Hungarian road haulage and logistics group Waberer’s International has signalled its move into rail freight by acquiring a 51 per cent stake in Petrolsped Budapest. Petrolsped (PSP) provides rail logistics services mainly in Hungary and Romania, either directly or through its subsidiaries, Pultrans and PSP Cargo Romania.
Zsolt Barna, Waberer’s chairman and CEO, said that with the majority shareholding in PSP, the group “takes a significant step towards building a multimodal service portfolio, developing its rail logistics capabilities, and entering the specialised logistics segment that currently predominantly uses rail services, for example, agricultural and construction products.”
New markets to tap
Barna pointed out that “by integrating Petrolsped’s experience, customer portfolio and assets, Waberer’s will have all the necessary capabilities to become a competitive and significant player in the domestic and regional rail-based logistics market.”
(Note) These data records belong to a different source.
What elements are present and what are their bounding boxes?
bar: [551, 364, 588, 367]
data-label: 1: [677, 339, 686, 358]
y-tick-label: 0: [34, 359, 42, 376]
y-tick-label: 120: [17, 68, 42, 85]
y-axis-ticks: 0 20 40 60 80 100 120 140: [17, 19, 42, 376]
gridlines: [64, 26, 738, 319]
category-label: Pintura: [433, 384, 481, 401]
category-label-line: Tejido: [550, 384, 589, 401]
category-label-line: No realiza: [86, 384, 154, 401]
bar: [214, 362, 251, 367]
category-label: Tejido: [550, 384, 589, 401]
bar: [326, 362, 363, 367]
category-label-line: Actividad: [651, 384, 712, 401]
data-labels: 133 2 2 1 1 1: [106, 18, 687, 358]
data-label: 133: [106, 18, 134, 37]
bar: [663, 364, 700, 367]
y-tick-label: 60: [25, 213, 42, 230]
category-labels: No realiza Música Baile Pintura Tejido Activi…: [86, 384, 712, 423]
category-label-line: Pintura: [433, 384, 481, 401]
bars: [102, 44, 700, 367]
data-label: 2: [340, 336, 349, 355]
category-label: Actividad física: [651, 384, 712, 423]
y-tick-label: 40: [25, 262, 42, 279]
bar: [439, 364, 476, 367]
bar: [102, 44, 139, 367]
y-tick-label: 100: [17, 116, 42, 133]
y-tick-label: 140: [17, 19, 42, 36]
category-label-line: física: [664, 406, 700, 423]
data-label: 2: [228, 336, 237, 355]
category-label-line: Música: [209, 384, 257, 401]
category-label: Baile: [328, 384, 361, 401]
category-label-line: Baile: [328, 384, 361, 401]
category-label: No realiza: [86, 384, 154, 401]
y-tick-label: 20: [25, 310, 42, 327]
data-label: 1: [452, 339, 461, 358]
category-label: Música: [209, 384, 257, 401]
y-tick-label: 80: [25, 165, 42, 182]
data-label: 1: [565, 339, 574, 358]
He added that Waberer’s sees significant growth potential in this market segment, given “the new industrial and automotive investments in Hungary” but also because their existing customers are increasingly turning to low-carbon logistics services.
Strong regional presence
The Petrolsped Group posted a consolidated turnover of 53 million euros in 2022 and an operating profit (EBIT) of 3.8 million. In April last year, Railfreight.com reported that Petrolsped was behind the opening of a new intermodal railway terminal in Szeged, on the Hungarian border crossing with Serbia.
Petrolsped explained at the time that the new facility would relieve some pressure from the terminals in Budapest and the one in Curtici, near the Romanian border, which handle most of the cargo on the north-south axis.